Karena BT saat itu menjabat sebagai Presdir LC, maka secara administratif menjadi terlibat. Akan tetapi, pada praktiknya, BT tidak mengetahui secara mendetail bagaimana pengaturan kerjasama antara Lippo dengan partner China. Yang diketahui BT sebatas, Lippo melalui LC memiliki saham di MSU sekitar 50%. Bentuk kontribusi saham berupa lahan milik LC. Sementara pihak China 50% berupa dana tunai.

Karena pihak Lippo tidak memiliki kompetensi melakukan pembangunan properti dengan konsep seperti Meikarta (mengadopsi konsep pengembangan kota baru di China), maka pembagian tugas di antara pemegang saham dalam kerjasama, seluruh keputusan strategis, manajerial dan tenaga kerja, penetapan kontraktor pelaksana, seluruh hal-hal operasional termasuk perizinan proyek Meikarta, 100% menjadi tanggung jawab pihak China.

Mengejar launching bulan Mei 2017 (awalnya ditargetkan Februari 2017), sementara manajemen tim yang dibentuk (perlu waktu untuk recruitment) pihak China belum dapat bekerja 100%, LC diminta membantu dalam hal administrasi sampai dengan MSU beserta jajaran Direksi dan Staf terbentuk. Pada waktu itu yang memegang kuasa adalah perwakilan dari pihak China. Kontraktor pelaksana juga dari China, jadi banyak sekali ekspatriat dari China.

Setelah manajemen MSU terbentuk, BT tidak lagi terlibat dengan proyek Meikarta. Manajemen MSU memiliki otoritas independen tidak terkait dengan LC. Namun karena perlu waktu untuk masa transisi, hal-hal yang bersifat administratif terkait dengan LC seperti kepemilikan lahan (yang harus pindah status menjadi milik MSU dan perizinan/tanah masih atas nama LC), maka pihak LC wajib membantu penyelesaian administratifnya.

Berkaitan kondisi di atas, dalam hal perizinan, secara alamiah EDS yang mengurus perizinan Meikarta, karena MSU belum memiliki tim perizinan sendiri. Namun pada pelaksanaannya, ada sedikit keengganan dari pihak EDS untuk melaksanakannya. BT melaporkan hal ini pada pihak China, dan selanjutnya perwakilan dari pihak China itulah yang memerintahkan memberikan extra bonus sebesar Rp. 3,5 miliar.
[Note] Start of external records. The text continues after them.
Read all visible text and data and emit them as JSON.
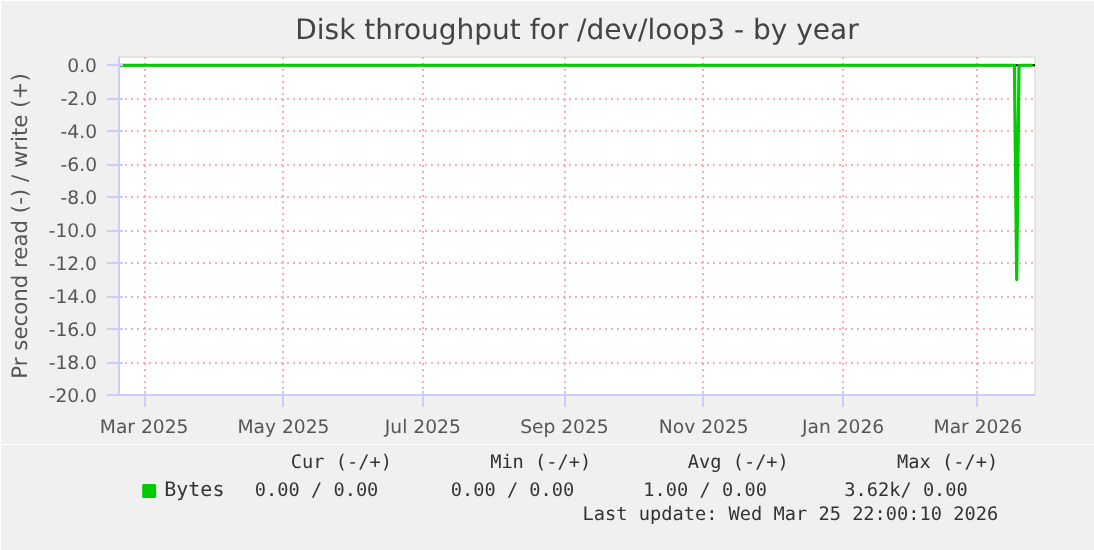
{
  "chart_data": {
    "type": "line",
    "title": "Disk throughput for /dev/loop3 - by year",
    "ylabel": "Pr second read (-) / write (+)",
    "x": [
      "2025-02-18",
      "2026-03-17",
      "2026-03-18",
      "2026-03-19",
      "2026-03-25"
    ],
    "series": [
      {
        "name": "Bytes",
        "color": "#00cc00",
        "values": [
          0,
          0,
          -13,
          0,
          0
        ]
      }
    ],
    "xlim": [
      "2025-02-18",
      "2026-03-26"
    ],
    "xticks": [
      {
        "value": "2025-03-01",
        "label": "Mar 2025"
      },
      {
        "value": "2025-05-01",
        "label": "May 2025"
      },
      {
        "value": "2025-07-01",
        "label": "Jul 2025"
      },
      {
        "value": "2025-09-01",
        "label": "Sep 2025"
      },
      {
        "value": "2025-11-01",
        "label": "Nov 2025"
      },
      {
        "value": "2026-01-01",
        "label": "Jan 2026"
      },
      {
        "value": "2026-03-01",
        "label": "Mar 2026"
      }
    ],
    "ylim": [
      -20,
      0.5
    ],
    "yticks": [
      {
        "value": 0,
        "label": "0.0"
      },
      {
        "value": -2,
        "label": "-2.0"
      },
      {
        "value": -4,
        "label": "-4.0"
      },
      {
        "value": -6,
        "label": "-6.0"
      },
      {
        "value": -8,
        "label": "-8.0"
      },
      {
        "value": -10,
        "label": "-10.0"
      },
      {
        "value": -12,
        "label": "-12.0"
      },
      {
        "value": -14,
        "label": "-14.0"
      },
      {
        "value": -16,
        "label": "-16.0"
      },
      {
        "value": -18,
        "label": "-18.0"
      },
      {
        "value": -20,
        "label": "-20.0"
      }
    ],
    "ref_lines": [
      {
        "axis": "y",
        "value": 0,
        "label": null,
        "color": "#000000"
      }
    ],
    "grid": true,
    "legend": "bottom",
    "annotations": [
      "Cur (-/+)",
      "Min (-/+)",
      "Avg (-/+)",
      "Max (-/+)",
      "0.00 /    0.00",
      "0.00 /    0.00",
      "1.00 /    0.00",
      "3.62k/    0.00",
      "Last update: Wed Mar 25 22:00:10 2026"
    ]
  }
}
Terkait dengan pemberian Rp. 3,5 miliar, karena pada waktu itu BT masih bertindak sebagai authorized signature, maka voucher dan cek ditandatangani oleh BT, setelah mendapatkan perintah dari perwakilan partner pihak China tersebut.

Fitnah EDS terhadap BT

Sejak mendapatkan bonus Rp 3,5 miliar, EDS (Edi Dwi Soesianto) bergerak “lincah” mengurus perizinan. Diawali dengan keterangan EDS yang mengaku mendapat info dari staf bupati NHY bernama Topik, bahwa NHY meminta fee sebesar Rp 10 miliar – Rp 20 miliar untuk pengurusan perizinan Meikarta. Ironisnya, BT sendiri tidak pernah mendapat laporan itu dari EDS.
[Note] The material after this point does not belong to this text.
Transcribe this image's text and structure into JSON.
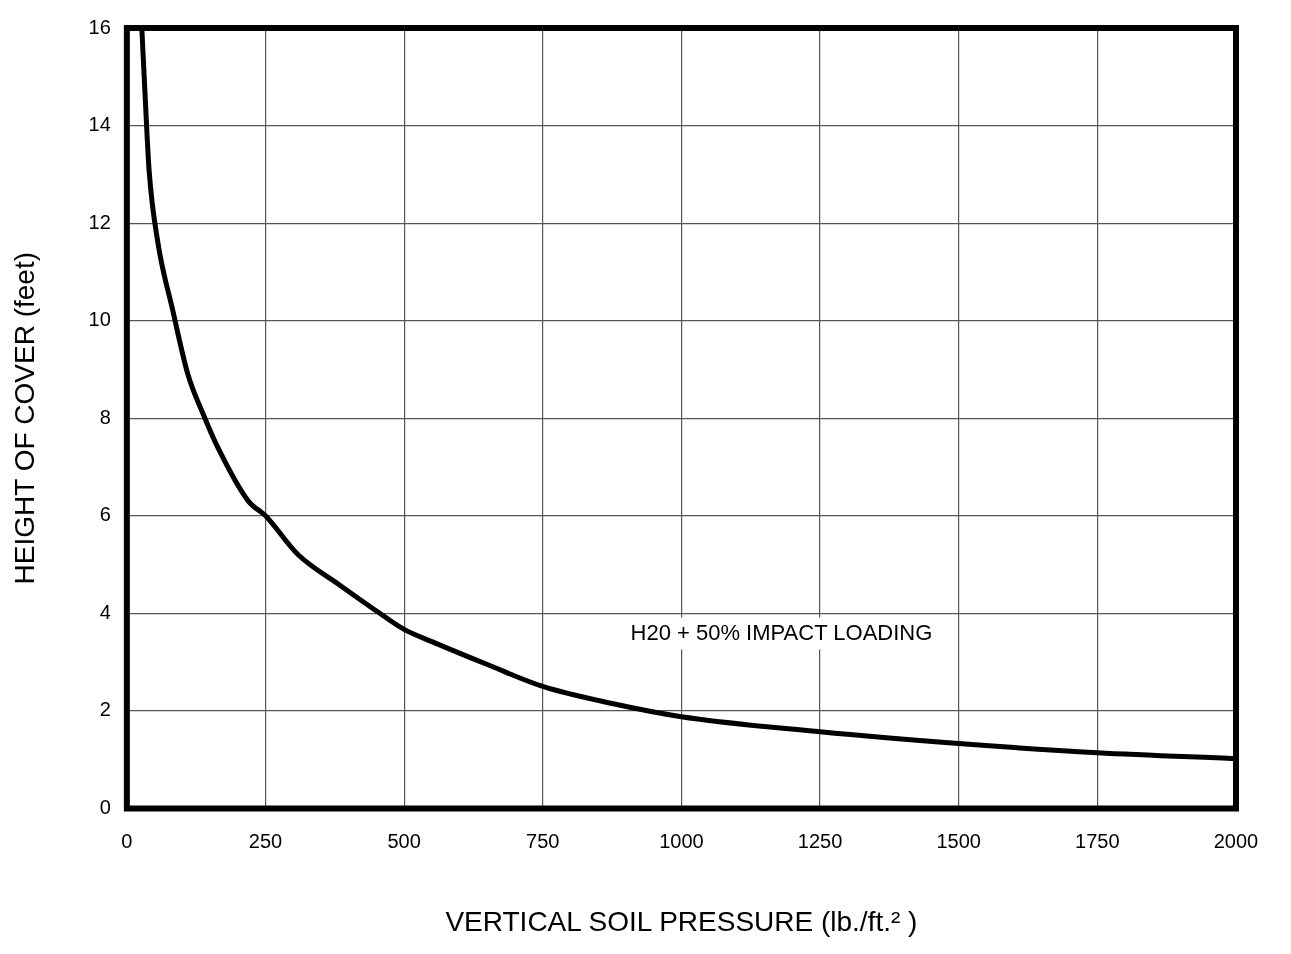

Yang ia dapat justru peringatan dari SAT, staf di bawah EDS, bahwa kalau EDS nanti minta fee atas nama pejabat, agar diabaikan saja. BT sendiri sebagai orang dengan latar belakang perbankan, tidak memiliki interest untuk dekat atau percaya kepada EDS.

Ketidaktertarikan itu lebih kepada gaya hidup EDS yang tidak sesuai dengan penghasilan bulanannya. Sebagai pegawai dengan gaji tertentu sesuai posisinya, sangat aneh jika EDS memiliki rumah mewah dan hobi otomotif yang mahal. Sebagai catatan, audio mobil EDS saja berhaga ratusan juta rupiah. Dugaan BT benar, dan terungkap dalam fakta persidangan bahwa memang bagian perizinan yang dipimpin EDS  mendapatkan bagian dari fee perizinan yang diurus.

Di tempat terpisah, EDS sudah meminta maaf kepada BT secara pribadi. Ia bahkan berdalih, tindakannya “mencatut” nama BT karena tidak mau melibatkan orang lain. “Cukup kita-kita saja,” kata EDS kepada BT.

EDS juga mengaku kepada BT, tidak bisa mengingat jumlah dana yang ia berikan kepada para pejabat selama ia bekerja di bagian perizinan. Meski begitu EDS toh menandatangani BAP yang berisi fitnah terhadap BT. Kepada BT, ia berdalih karena diancam rumahnya akan disita.

Dalam persidangan sebelumnya, EDS dan SAT secara terpisah mengatakan bahwa sebetulnya mereka dengar ada deal soal fee antara NHY dan BS dari HJS. Fakta ini terungkap dalam fakta persidangan dimana NHY mengatakan ada pertemuan dengan BS membahas soal fee Rp 10 miliar.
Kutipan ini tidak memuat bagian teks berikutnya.